If the estimation is that 1 nano will not be small enough and it will be too difficult to introduce a new u64 then for smaller units in the future: make a distinct u64 parts field right away.
But if that is not the estimation than 2^32 and even 10^9 part units will be enough.
Fact is that if you use 10^9 of 2^32, you use 23% (< 1/4th) of the range and if you translate that binary it means that somewhere 2 bits are not used. Because we think no one will need something smaller than 1 nano in the future, you could be right to not speak of this, to keep it in 1 nano units.
But if we are mistaken and something smaller has to be introduced later on, there is at least a bit (2 bits to be exactly) of extra ‘margin’ the can be used until the new solution. You could argue you should avoid using these 2 bits by all means, but they’re there.
And now I’ve enough bit****** (Dutch synonym for nitpicked) about this subject :wink:

Having headroom to have more supply is also useful. Yes, it has been agreed that there will be a fixed limit at launch and it is important to keep the promise, but this doesn’t mean forever. If it makes more sense for the supply to grow as the value of the network increases, it could lead to a more stable currency.

Yes, we want scarcity, but not so much that no one ever spends it (HODL!!). I’m not suggesting changing the farming algorithm on day one, but keeping the door open foe future flexibility may be desirable; relaxing a cap off a value will likely be easier than changing the data type.

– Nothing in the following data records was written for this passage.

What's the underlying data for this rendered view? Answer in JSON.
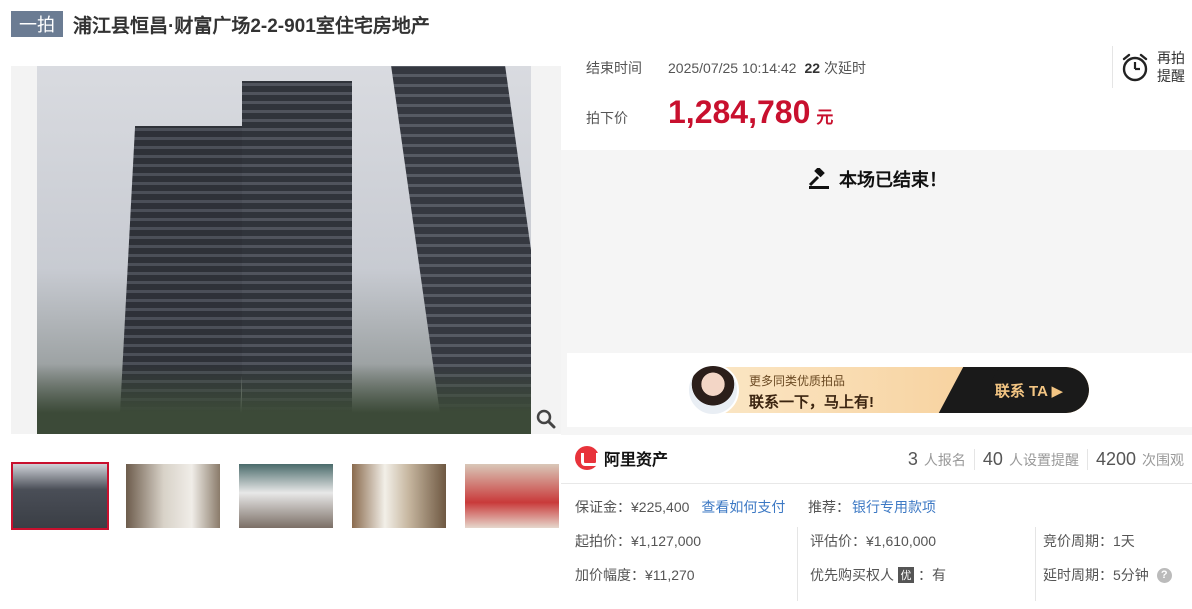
{
  "header": {
    "badge": "一拍",
    "title": "浦江县恒昌·财富广场2-2-901室住宅房地产"
  },
  "auction": {
    "end_label": "结束时间",
    "end_time": "2025/07/25 10:14:42",
    "delay_count": "22",
    "delay_unit": "次延时",
    "remind_label_1": "再拍",
    "remind_label_2": "提醒",
    "price_label": "拍下价",
    "price": "1,284,780",
    "price_unit": "元",
    "ended_text": "本场已结束！"
  },
  "banner": {
    "line1": "更多同类优质拍品",
    "line2": "联系一下，马上有!",
    "cta": "联系 TA ▶"
  },
  "brand": {
    "name": "阿里资产"
  },
  "stats": [
    {
      "num": "3",
      "unit": "人报名"
    },
    {
      "num": "40",
      "unit": "人设置提醒"
    },
    {
      "num": "4200",
      "unit": "次围观"
    }
  ],
  "details": {
    "deposit": "保证金：¥225,400",
    "pay_link": "查看如何支付",
    "recommend_label": "推荐：",
    "recommend_link": "银行专用款项",
    "start_price": "起拍价：¥1,127,000",
    "eval_price": "评估价：¥1,610,000",
    "bid_period": "竞价周期：1天",
    "increment": "加价幅度：¥11,270",
    "priority_label": "优先购买权人",
    "priority_icon": "优",
    "priority_value": "：有",
    "delay_period": "延时周期：5分钟"
  },
  "colors": {
    "accent": "#c8102e",
    "link": "#3d79c4",
    "badge": "#6b7c93"
  }
}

Edit: before anyone gets jumpy, if user base is growing quicker than supply, we will get deflation, where each coin is worth relatively more than before. Bitcoin difficulty, sigmoid curves, etc, acknowledge this but in a rather crude way. With safecoin we have better supply/demand side metrics, as it is linked to storage cost. We should make the most of this.

A bit OT, so let’s not get too lengthy on this, but

If you by social engineering are targeting elders, and want to find all within a section, then your window of opportunity will decrease by them constantly changing section. It will be harder to even reach 1/3 of a single section, which was the point.

Lower frequency of section change will make it easier (cheaper) to - within a given time frame - find all elders in a section, higher frequency makes it harder (more expensive).